Tools like LabelImg, RectLabel, or Supervisely will have you manually draw bounding boxes or segment images. It is really accurate, but at the same time, it is very time-consuming and needs immense manpower.
The common annotation issues are, where there are subjective decisions on, for example, where an object stops and another one begins, scenes are complex in the sense of containing an awful lot of objects, and there are several time-consuming human annotations.
On the other hand, automatic tools provide much assistance in labeling the images, especially for large data sets. One can bootstrap labeling using semi-supervised learning or transfer learning methodologies, but it still needs manual verification.
If the datasets are not diverse, then AI models are prejudiced. For example, if an AI is trained from images of only one location, then the model will fail to generalize the results to other locations. Take extra care that your data set has representations of images taken from different demographic, geographic, and environmental backgrounds.
Image augmentation can increase dataset diversity.
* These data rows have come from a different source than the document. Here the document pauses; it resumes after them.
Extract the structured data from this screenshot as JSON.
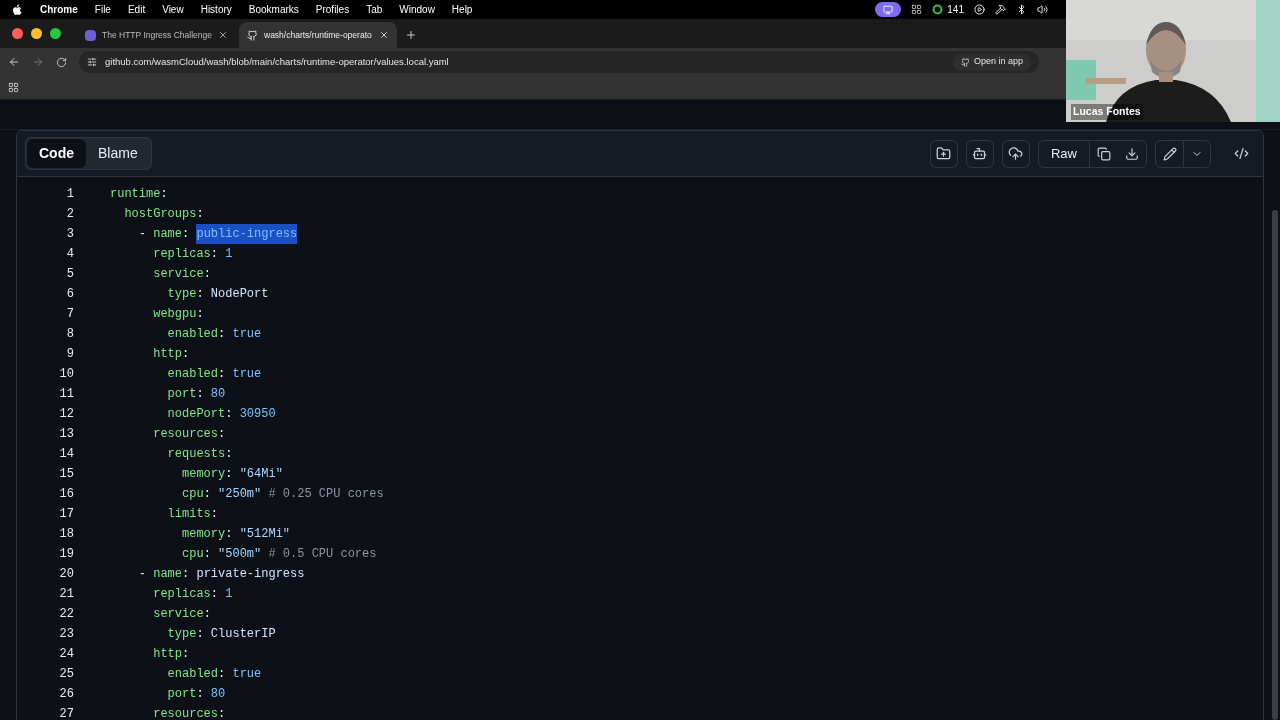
{
  "menu_bar": {
    "app": "Chrome",
    "items": [
      "File",
      "Edit",
      "View",
      "History",
      "Bookmarks",
      "Profiles",
      "Tab",
      "Window",
      "Help"
    ],
    "status_count": "141"
  },
  "tabs": [
    {
      "title": "The HTTP Ingress Challenge",
      "selected": false
    },
    {
      "title": "wash/charts/runtime-operato",
      "selected": true
    }
  ],
  "address_bar": {
    "url": "github.com/wasmCloud/wash/blob/main/charts/runtime-operator/values.local.yaml",
    "open_in_app": "Open in app"
  },
  "video_overlay": {
    "kind": "picture",
    "name": "Lucas Fontes"
  },
  "file_view": {
    "view_tabs": [
      {
        "label": "Code",
        "selected": true
      },
      {
        "label": "Blame",
        "selected": false
      }
    ],
    "raw_button": "Raw",
    "lines": [
      {
        "number": "1",
        "tokens": [
          {
            "kind": "key",
            "text": "runtime"
          },
          {
            "kind": "punct",
            "text": ":"
          }
        ]
      },
      {
        "number": "2",
        "tokens": [
          {
            "kind": "key",
            "text": "  hostGroups"
          },
          {
            "kind": "punct",
            "text": ":"
          }
        ]
      },
      {
        "number": "3",
        "tokens": [
          {
            "kind": "punct",
            "text": "    - "
          },
          {
            "kind": "key",
            "text": "name"
          },
          {
            "kind": "punct",
            "text": ": "
          },
          {
            "kind": "selected",
            "text": "public-ingress"
          }
        ]
      },
      {
        "number": "4",
        "tokens": [
          {
            "kind": "key",
            "text": "      replicas"
          },
          {
            "kind": "punct",
            "text": ": "
          },
          {
            "kind": "number",
            "text": "1"
          }
        ]
      },
      {
        "number": "5",
        "tokens": [
          {
            "kind": "key",
            "text": "      service"
          },
          {
            "kind": "punct",
            "text": ":"
          }
        ]
      },
      {
        "number": "6",
        "tokens": [
          {
            "kind": "key",
            "text": "        type"
          },
          {
            "kind": "punct",
            "text": ": "
          },
          {
            "kind": "value",
            "text": "NodePort"
          }
        ]
      },
      {
        "number": "7",
        "tokens": [
          {
            "kind": "key",
            "text": "      webgpu"
          },
          {
            "kind": "punct",
            "text": ":"
          }
        ]
      },
      {
        "number": "8",
        "tokens": [
          {
            "kind": "key",
            "text": "        enabled"
          },
          {
            "kind": "punct",
            "text": ": "
          },
          {
            "kind": "number",
            "text": "true"
          }
        ]
      },
      {
        "number": "9",
        "tokens": [
          {
            "kind": "key",
            "text": "      http"
          },
          {
            "kind": "punct",
            "text": ":"
          }
        ]
      },
      {
        "number": "10",
        "tokens": [
          {
            "kind": "key",
            "text": "        enabled"
          },
          {
            "kind": "punct",
            "text": ": "
          },
          {
            "kind": "number",
            "text": "true"
          }
        ]
      },
      {
        "number": "11",
        "tokens": [
          {
            "kind": "key",
            "text": "        port"
          },
          {
            "kind": "punct",
            "text": ": "
          },
          {
            "kind": "number",
            "text": "80"
          }
        ]
      },
      {
        "number": "12",
        "tokens": [
          {
            "kind": "key",
            "text": "        nodePort"
          },
          {
            "kind": "punct",
            "text": ": "
          },
          {
            "kind": "number",
            "text": "30950"
          }
        ]
      },
      {
        "number": "13",
        "tokens": [
          {
            "kind": "key",
            "text": "      resources"
          },
          {
            "kind": "punct",
            "text": ":"
          }
        ]
      },
      {
        "number": "14",
        "tokens": [
          {
            "kind": "key",
            "text": "        requests"
          },
          {
            "kind": "punct",
            "text": ":"
          }
        ]
      },
      {
        "number": "15",
        "tokens": [
          {
            "kind": "key",
            "text": "          memory"
          },
          {
            "kind": "punct",
            "text": ": "
          },
          {
            "kind": "string",
            "text": "\"64Mi\""
          }
        ]
      },
      {
        "number": "16",
        "tokens": [
          {
            "kind": "key",
            "text": "          cpu"
          },
          {
            "kind": "punct",
            "text": ": "
          },
          {
            "kind": "string",
            "text": "\"250m\""
          },
          {
            "kind": "comment",
            "text": " # 0.25 CPU cores"
          }
        ]
      },
      {
        "number": "17",
        "tokens": [
          {
            "kind": "key",
            "text": "        limits"
          },
          {
            "kind": "punct",
            "text": ":"
          }
        ]
      },
      {
        "number": "18",
        "tokens": [
          {
            "kind": "key",
            "text": "          memory"
          },
          {
            "kind": "punct",
            "text": ": "
          },
          {
            "kind": "string",
            "text": "\"512Mi\""
          }
        ]
      },
      {
        "number": "19",
        "tokens": [
          {
            "kind": "key",
            "text": "          cpu"
          },
          {
            "kind": "punct",
            "text": ": "
          },
          {
            "kind": "string",
            "text": "\"500m\""
          },
          {
            "kind": "comment",
            "text": " # 0.5 CPU cores"
          }
        ]
      },
      {
        "number": "20",
        "tokens": [
          {
            "kind": "punct",
            "text": "    - "
          },
          {
            "kind": "key",
            "text": "name"
          },
          {
            "kind": "punct",
            "text": ": "
          },
          {
            "kind": "value",
            "text": "private-ingress"
          }
        ]
      },
      {
        "number": "21",
        "tokens": [
          {
            "kind": "key",
            "text": "      replicas"
          },
          {
            "kind": "punct",
            "text": ": "
          },
          {
            "kind": "number",
            "text": "1"
          }
        ]
      },
      {
        "number": "22",
        "tokens": [
          {
            "kind": "key",
            "text": "      service"
          },
          {
            "kind": "punct",
            "text": ":"
          }
        ]
      },
      {
        "number": "23",
        "tokens": [
          {
            "kind": "key",
            "text": "        type"
          },
          {
            "kind": "punct",
            "text": ": "
          },
          {
            "kind": "value",
            "text": "ClusterIP"
          }
        ]
      },
      {
        "number": "24",
        "tokens": [
          {
            "kind": "key",
            "text": "      http"
          },
          {
            "kind": "punct",
            "text": ":"
          }
        ]
      },
      {
        "number": "25",
        "tokens": [
          {
            "kind": "key",
            "text": "        enabled"
          },
          {
            "kind": "punct",
            "text": ": "
          },
          {
            "kind": "number",
            "text": "true"
          }
        ]
      },
      {
        "number": "26",
        "tokens": [
          {
            "kind": "key",
            "text": "        port"
          },
          {
            "kind": "punct",
            "text": ": "
          },
          {
            "kind": "number",
            "text": "80"
          }
        ]
      },
      {
        "number": "27",
        "tokens": [
          {
            "kind": "key",
            "text": "      resources"
          },
          {
            "kind": "punct",
            "text": ":"
          }
        ]
      }
    ]
  }
}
Through rotation, flipping, or other changes in brightness, this way will help increase the variety in a dataset without necessarily collecting more data.
The cleaning involves the removal of irrelevant images or those that are too blurry or even duplicated from your dataset. You could do this through manual inspection or via an algorithmic filter that removes them for you.
After data cleaning, you should focus on quality control. It involves manual reviews and algorithmic checks, such as the detection of anomalies, that make sure there are no errors in the dataset and that the images are up to standard.
Image data collection is a multistep process that needs scrutiny right from problem formulation to quality assurance. Merging open-source datasets with synthetic and real-world data collection methods, along with proper labeling and diversity in a dataset, builds a strong dataset to power high-performing AI models.
Image datasets can be gathered from open-source repositories, by web scraping, through crowdsourcing, synthetic data generation, specialized hardware, or buying image datasets from AI data providers.
Data collection has many shapes and forms, which can take the form of open datasets, custom collection, synthetic data generation, or in partnership with AI data providers.
This may also have legal implications, as scraping on some websites is prohibited, and images can be copyrighted. Never forget to respect the website's terms of service and any copyrights.
A diverse dataset would contain all types of conditions, demographics, and settings. Monitor for possible biases and gaps in your dataset on a regular basis.